Se cuenta que en alguna ocasión Rosario Castellanos preguntó a su clase las razones por las cuales se podría considerar que la novela policíaca nunca sería un género fértil en México. Después de oír algunas respuestas de los estudiantes, río socarronamente y contestó: porque en México ningún crimen es resuelto. Sentencia nada halagadora, claro, para quienes tantos años después aún vivimos en un Estado que sacraliza la impunidad; aunque, afortunadamente, por otro lado, la novela policíaca en México –y en América Latina, quizá– tomó sus propios rumbos, escindiéndose de sus orígenes anglosajones, y centró sus motivos precisamente en la impunidad, la corrupción, y en el crimen nunca resuelto.
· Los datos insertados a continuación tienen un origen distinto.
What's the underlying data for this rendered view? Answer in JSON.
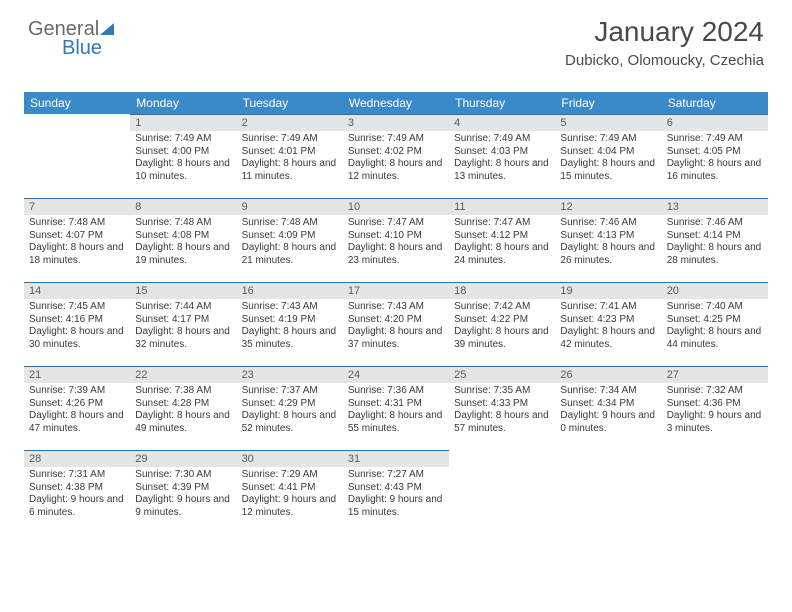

Esto lo sabe muy bien Filiberto García, el veterano policía que recibe la encomienda de investigar qué traman los chinos de la calle Dolores. Se tienen noticias sobre El complot mongol (Rafael Bernal, 1969) que tiene como principal objetivo atentar en contra de la vida del presidente de los Estados Unidos durante su estancia en territorio mexicano. Por eso han llamado al viejo García, revolucionario que se degradó a policía (note aquí la metáfora de la revolución institucionalizada), porque no quieren mierda en el patio trasero, porque cumple órdenes sin rezongar (o eso creen), porque mata sin preguntar, y porque sabe muy bien cómo cargarse a dos que tres muertitos sin necesidad de conocer sus nombres.
Pero a lo largo del relato vamos descubriendo a un García dueño de un sentido común que continuamente pone en tela de juicio el propio sistema del cual es parte, pero también del cual marca su distancia. “Pero si hay otros que siguen pasando la mariguana y los gringos la siguen fumando, digan lo que digan sus leyes –nos hace saber García, quien funge también como narrador en algunos pasajes–. Y los policías del otro lado presumen mucho del respeto a la Ley y yo digo que la Ley es una de esas cosas que está ahí para los pendejos. Tal vez los gringos son pendejos. Porque con la Ley no se va a ninguna parte”. Así, con aseveraciones de este tipo, descubrimos también un relato que, a pesar de estar ambientado en el contexto de la Guerra Fría, toma su actualidad al encuadrarse en la cruenta realidad que asola al país. Más adelante García agrega: “Y ¡pinches leyes! Y ahora todo se hace con la Ley. De mucho licenciado para acá y licenciado para allá. Y yo ya no cuento. Quítese viejo pendejo. ¿En qué universidad estudió? ¿A qué promoción pertenece? No, para hacer esto se necesita tener título. Antes se necesitaban huevos y ora se necesita título”.
En El comploto mongol nada es lo que parece. Antes se necesitaba de mucha imaginación para conformar el relato del poder, conclusión a la que sin duda llegará el lector al seguir las investigaciones de Filiberto García. Así, una vez más la literatura, siguiendo las anotaciones de Ricardo Piglia en su espléndido ensayo Tres propuestas para el nuevo milenio (y cinco dificultades), se establece como un contrarelato opuesto a la política ficción –o la ficción de los políticos, si se quiere–, que nos hace llegar a otra conclusión, ésta mucho más alarmante: nos hemos quedado con políticos sin imaginación, “mongoles” que menosprecian nuestro sentido común al querer hacernos consumidores de relatos poco, muy poco verosímiles: dicen por ahí que #SóloEnMéxico las camas se comen a las niñas, los perros comen gente, los cadáveres se escapan, las secuestradoras salen con mariachi, los asesinos van Harvard y los pendejos son presidentes.
El complot mongol de Rafael Bernal fue reeditado por la editorial Joaquín Mortiz en 2009.